In this verse we are informed that the Scripture was given by inspiration of God. It’s interesting to note that the phrase, “given by inspiration of God,” is one word in the Greek. That word is theopneustos, god-breathed. “All Scripture is God-breathed…”

So the Bible testifies that God himself is its one true author.

We’ve read the Bible’s description of how it came to be. The Lord “spoke words” to the prophet. It was “received by revelation.” Men of God were “moved by the Holy Ghost.” And the Scripture came by “God breathing.”  Question to ponder: Are all of these simply different descriptions of the same process?

For me the Bible is God’s word and his will for my life. God said it, that settles it.

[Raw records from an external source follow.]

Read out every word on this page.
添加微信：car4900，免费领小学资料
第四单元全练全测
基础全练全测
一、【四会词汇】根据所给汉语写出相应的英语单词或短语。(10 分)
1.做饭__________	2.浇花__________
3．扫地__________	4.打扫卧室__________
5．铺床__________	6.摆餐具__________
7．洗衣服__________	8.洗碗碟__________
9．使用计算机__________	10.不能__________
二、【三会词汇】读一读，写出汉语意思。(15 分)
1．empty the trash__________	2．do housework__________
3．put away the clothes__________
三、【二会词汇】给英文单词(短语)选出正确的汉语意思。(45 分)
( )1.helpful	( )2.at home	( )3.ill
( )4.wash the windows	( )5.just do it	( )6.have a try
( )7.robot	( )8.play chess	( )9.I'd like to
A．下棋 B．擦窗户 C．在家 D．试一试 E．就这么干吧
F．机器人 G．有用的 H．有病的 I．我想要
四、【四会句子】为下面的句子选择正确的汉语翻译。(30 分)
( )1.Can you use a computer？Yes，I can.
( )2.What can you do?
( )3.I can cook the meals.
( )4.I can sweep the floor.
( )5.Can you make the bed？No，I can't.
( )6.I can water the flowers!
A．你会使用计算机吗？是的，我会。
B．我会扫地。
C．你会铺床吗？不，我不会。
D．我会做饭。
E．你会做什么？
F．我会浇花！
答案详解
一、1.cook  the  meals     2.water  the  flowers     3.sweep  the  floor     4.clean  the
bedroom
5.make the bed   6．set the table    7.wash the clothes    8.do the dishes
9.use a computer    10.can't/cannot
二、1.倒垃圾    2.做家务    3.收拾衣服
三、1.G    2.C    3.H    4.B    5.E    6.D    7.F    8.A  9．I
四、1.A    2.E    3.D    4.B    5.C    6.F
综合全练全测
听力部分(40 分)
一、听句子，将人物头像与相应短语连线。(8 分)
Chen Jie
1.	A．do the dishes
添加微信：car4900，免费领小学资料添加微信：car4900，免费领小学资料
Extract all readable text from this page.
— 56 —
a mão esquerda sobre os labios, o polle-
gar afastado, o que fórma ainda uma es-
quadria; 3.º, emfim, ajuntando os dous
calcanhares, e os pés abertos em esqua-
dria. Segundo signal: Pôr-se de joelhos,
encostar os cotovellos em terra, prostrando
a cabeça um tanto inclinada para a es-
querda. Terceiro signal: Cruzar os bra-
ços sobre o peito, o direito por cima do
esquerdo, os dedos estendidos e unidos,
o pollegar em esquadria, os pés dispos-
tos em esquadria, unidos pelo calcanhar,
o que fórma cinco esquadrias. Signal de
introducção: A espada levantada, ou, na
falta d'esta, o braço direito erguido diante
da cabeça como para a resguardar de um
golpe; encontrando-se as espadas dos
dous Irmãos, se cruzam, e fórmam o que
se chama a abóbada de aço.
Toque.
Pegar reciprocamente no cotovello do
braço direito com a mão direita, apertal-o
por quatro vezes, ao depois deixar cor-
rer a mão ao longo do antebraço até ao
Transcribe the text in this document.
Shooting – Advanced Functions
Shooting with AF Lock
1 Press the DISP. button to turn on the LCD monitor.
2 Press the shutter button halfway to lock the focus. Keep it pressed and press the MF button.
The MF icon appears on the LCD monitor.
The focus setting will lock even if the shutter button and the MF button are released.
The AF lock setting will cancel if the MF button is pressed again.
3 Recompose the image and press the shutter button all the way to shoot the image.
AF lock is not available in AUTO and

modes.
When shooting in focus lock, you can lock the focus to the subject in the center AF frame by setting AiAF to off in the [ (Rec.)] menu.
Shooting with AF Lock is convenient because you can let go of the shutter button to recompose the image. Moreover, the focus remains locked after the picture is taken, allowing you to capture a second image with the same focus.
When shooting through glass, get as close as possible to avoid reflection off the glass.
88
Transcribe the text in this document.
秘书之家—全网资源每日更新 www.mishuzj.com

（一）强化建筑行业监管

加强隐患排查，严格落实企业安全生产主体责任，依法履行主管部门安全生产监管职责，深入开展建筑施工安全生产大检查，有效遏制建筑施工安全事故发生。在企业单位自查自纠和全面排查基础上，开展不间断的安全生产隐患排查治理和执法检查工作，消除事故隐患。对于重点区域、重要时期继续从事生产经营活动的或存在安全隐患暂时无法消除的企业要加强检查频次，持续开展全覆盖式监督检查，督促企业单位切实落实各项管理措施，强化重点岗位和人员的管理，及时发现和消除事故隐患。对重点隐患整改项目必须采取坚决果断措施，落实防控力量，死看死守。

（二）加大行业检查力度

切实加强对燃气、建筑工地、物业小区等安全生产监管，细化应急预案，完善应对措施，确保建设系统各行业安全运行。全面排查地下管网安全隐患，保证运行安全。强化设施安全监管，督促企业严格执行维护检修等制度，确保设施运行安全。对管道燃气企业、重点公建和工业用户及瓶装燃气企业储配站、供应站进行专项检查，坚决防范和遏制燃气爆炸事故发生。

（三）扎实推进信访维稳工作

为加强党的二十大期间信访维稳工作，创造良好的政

2 thoughts on “Who Wrote The Bible?

  1. mdavid444444

    Who wrote the Bible? It’s apparent from the evidence we have that men wrote down the words. There’s only one record in the Bible (that I know of) where God wrote down a portion of his word personally. Exodus 31:18: And he gave unto Moses, when he had made an end of communing with him upon mount Sinai, two tables of testimony, tables of stone, written with the finger of God.

    How can you know who wrote the bible when you haven’t even defined what this “bible” is?

    This is why few agree on a) what books are in the “bible”, b) what manuscripts to use (of whatever books one wants to use), and c) what part tradition plays.